Hindricks believes the study’s success was largely due to its broad parameters. The monitor-at-home devices measure a range of electrocardiographic (ECG) data-types, including atrial and ventricular fibrillation, heart-rate variability and ventricular premature complexes. The information is specific and comprehensive enough for physicians to quickly build up a clear image of the patient’s condition, then make an informed decision about what to do next.
"Compliance is also a major issue in studies like this," he says. "Having several sets of biological signals automatically transmitted means the information chain is strong. Whereas single-parameter communication that relies on the patient is much less effective.
"The other thing we learnt from this trial is that the time window we have in which to recognise changes and act accordingly is actually not as narrow as we feared. If you see a patient’s condition is worsening, you can call them and have a structured interview. Then you can decide whether to wait a day or two or if they need to see their home physician right now."
In the fast lane
Biotronik also produces a leadless biomonitoring device for patients with atrial fibrillation or unexplained syncope. Though it currently only measures ECG data, Hindricks sees huge potential in this technology to radically improve patient heart monitoring once the parameters are broadened out. These changes, he believes, are just around the corner.
"Biomonitors will soon be able to measure a number of biomarkers, including body temperature, hormone changes, catecholamine levels and BNB levels. Haemodynamic data will also be available: pressure readings for all the atriums and ventricles, as well as the pulmonary artery," he says.

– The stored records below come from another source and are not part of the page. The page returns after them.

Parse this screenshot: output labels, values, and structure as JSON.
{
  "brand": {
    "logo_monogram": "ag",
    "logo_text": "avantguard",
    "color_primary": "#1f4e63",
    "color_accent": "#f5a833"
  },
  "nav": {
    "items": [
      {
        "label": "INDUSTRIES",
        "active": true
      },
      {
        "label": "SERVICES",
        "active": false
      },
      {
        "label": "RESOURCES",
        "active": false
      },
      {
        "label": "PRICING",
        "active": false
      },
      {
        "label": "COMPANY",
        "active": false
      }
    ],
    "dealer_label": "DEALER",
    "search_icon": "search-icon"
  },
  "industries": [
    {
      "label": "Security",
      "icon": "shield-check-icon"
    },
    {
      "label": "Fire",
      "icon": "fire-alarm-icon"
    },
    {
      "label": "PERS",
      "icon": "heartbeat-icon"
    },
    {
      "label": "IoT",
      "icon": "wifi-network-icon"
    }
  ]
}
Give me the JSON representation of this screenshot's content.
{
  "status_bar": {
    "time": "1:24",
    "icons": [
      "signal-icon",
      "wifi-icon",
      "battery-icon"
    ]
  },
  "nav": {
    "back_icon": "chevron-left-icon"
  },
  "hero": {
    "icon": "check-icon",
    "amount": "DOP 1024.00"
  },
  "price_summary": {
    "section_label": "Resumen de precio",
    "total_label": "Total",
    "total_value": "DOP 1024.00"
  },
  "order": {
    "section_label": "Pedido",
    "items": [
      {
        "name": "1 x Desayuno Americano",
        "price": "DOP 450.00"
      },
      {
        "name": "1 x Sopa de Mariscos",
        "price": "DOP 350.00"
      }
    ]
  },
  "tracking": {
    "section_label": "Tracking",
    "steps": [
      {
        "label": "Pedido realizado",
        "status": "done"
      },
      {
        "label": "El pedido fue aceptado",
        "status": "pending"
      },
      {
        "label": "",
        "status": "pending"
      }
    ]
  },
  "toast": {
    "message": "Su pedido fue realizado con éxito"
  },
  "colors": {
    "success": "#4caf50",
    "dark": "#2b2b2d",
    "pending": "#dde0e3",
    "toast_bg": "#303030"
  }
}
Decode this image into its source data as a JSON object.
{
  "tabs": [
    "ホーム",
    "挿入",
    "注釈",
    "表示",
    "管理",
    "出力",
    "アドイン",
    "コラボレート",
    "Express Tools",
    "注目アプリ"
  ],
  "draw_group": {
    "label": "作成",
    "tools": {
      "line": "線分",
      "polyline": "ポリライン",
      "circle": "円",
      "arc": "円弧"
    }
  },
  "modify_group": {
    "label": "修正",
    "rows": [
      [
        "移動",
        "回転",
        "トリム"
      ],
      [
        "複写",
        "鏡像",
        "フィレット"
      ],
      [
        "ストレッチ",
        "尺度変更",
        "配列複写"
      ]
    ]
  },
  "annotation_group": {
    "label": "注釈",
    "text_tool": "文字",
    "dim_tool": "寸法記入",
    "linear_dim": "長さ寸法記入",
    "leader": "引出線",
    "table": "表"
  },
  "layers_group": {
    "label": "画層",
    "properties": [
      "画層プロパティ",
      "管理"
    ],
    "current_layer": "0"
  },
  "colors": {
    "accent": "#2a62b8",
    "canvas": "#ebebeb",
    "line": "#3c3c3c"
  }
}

"However, I think this technology will go even further than that: it’ll play a key role in the disease-management programmes for the future endemics of arterial hypertension and diabetes. Imagine a biomonitor that can measure blood glucose levels and communicate with insulin pumps. It will all come."
Hindricks also sees biomonitors being used to help cancer patients: biomarkers linked to the disease, or perhaps to signs of infection after an organ transplant, could be measured and, if necessary, acted on. It is all, he says, "on the horizon".
For now though, the major goal in heart treatment is no doubt to bring monitor-at-home technology into mainstream medical care. Combined with the health benefits of leadless pacemakers, cardiac patients can look forward to significant improvements in both the quality and efficiency of their care.
"I’ve been in EP for 30 years now and I’ve always expected the rate of innovation to slow down. But it certainly hasn’t happened yet," says Hindricks. If anything, it is speeding up.